J.P.Morgan halved the price target to $305 - far below Wall Street’s median target of $400
Netflix Inc (NASDAQ: NFLX) plunged nearly 40% on Wed nesday morning after the company reported its first drop in subscribers in a decade in their first-quarter earnings. This resulted in a wave of downgrades from Wall Street analysts on fears over long-term growth potential.
The streaming giant’s share dropped to $212.51 in the early New York trading session and is headed for the worst day in nearly 18 years if the losses hold.
Netflix said it had lost around 200,000 since December blaming several headwinds that affected the growth, including increasing competition and the lifting of pandemic restrictions.
The company benefited from COVID-19 lockdowns, with more people seeking out home entertainment.
However, people are spending less time on digital platforms as vaccines rolled out and restrictions eased in recent months.
Weaker short-term growth outlook
Netflix estimated that 100 million households are sharing their subscription passwords with other family or friends and said it’s considering a lower-priced ad-supported tier and a crackdown on password sharing to boost growth.
While analysts generally seemed optimistic about these changes, they noted that it is a long-term solution to the subscriber base problem and won’t help in the short term.

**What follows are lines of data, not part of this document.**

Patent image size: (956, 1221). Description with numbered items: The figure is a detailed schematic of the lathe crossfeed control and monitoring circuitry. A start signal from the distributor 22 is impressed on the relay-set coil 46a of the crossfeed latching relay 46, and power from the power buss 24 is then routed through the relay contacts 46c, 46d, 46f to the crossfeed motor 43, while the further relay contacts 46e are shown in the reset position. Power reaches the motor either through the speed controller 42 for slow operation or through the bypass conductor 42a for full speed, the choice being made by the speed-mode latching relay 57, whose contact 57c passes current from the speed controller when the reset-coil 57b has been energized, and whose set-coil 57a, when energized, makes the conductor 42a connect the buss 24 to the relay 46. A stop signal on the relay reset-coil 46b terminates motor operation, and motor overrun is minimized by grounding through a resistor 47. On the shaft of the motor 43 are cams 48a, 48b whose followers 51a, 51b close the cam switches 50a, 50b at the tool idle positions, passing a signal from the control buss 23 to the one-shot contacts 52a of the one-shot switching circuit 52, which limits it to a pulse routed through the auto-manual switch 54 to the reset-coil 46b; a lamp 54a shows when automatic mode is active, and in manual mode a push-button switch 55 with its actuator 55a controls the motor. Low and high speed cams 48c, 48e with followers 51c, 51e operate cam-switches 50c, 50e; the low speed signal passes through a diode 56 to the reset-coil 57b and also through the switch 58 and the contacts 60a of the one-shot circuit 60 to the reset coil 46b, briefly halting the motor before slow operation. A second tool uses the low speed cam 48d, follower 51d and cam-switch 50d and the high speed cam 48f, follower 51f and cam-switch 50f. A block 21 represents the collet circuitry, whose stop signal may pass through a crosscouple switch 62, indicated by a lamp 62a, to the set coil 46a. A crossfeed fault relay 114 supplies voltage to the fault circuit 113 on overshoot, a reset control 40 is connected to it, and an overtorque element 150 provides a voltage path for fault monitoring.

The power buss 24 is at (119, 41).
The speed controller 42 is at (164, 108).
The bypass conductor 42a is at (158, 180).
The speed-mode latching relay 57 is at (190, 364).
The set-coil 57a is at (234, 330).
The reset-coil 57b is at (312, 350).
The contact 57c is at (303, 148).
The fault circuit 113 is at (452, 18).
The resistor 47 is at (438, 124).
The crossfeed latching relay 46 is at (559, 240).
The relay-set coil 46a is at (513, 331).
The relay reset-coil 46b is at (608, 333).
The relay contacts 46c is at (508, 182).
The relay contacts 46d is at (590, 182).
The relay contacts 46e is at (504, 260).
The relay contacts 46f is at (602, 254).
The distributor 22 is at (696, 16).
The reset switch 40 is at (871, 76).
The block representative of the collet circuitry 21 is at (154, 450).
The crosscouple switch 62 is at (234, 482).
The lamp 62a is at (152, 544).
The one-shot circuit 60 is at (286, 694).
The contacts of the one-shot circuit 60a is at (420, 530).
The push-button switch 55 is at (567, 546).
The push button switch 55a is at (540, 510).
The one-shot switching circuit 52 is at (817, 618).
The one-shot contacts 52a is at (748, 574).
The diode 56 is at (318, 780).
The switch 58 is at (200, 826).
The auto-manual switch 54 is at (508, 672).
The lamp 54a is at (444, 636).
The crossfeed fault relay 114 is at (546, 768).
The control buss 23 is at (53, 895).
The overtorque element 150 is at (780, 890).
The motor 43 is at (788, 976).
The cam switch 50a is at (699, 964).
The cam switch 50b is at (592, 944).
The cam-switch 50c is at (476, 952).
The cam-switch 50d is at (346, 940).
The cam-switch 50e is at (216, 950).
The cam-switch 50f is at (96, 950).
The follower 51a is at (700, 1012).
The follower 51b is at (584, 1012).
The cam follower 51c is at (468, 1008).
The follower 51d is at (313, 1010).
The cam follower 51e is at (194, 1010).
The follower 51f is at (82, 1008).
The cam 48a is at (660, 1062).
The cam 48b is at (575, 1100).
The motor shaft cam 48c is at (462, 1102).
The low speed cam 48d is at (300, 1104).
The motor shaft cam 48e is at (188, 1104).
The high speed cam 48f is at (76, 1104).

At least nine firms have downgraded Netflix on the disappointing report, including Bank of America and Wells Fargo.
Brokerage J.P.Morgan made the most aggressive move by halving the price target to $305 - far below Wall Street’s median target of $400.
The stock has been a red-hot market performer in the past few years, but during its fourth-quarter 2021 earnings report, Netflix forecasted to add 2.5 million subscribers in the first quarter of 2022, much less than the Wall Street consensus of 5.9 million.
The announcement resulted in a drop in share price by nearly 30% in January.
Netflix on Tuesday forecasted that it expects to lose around 2 million paid subscribers worldwide for the second quarter as well.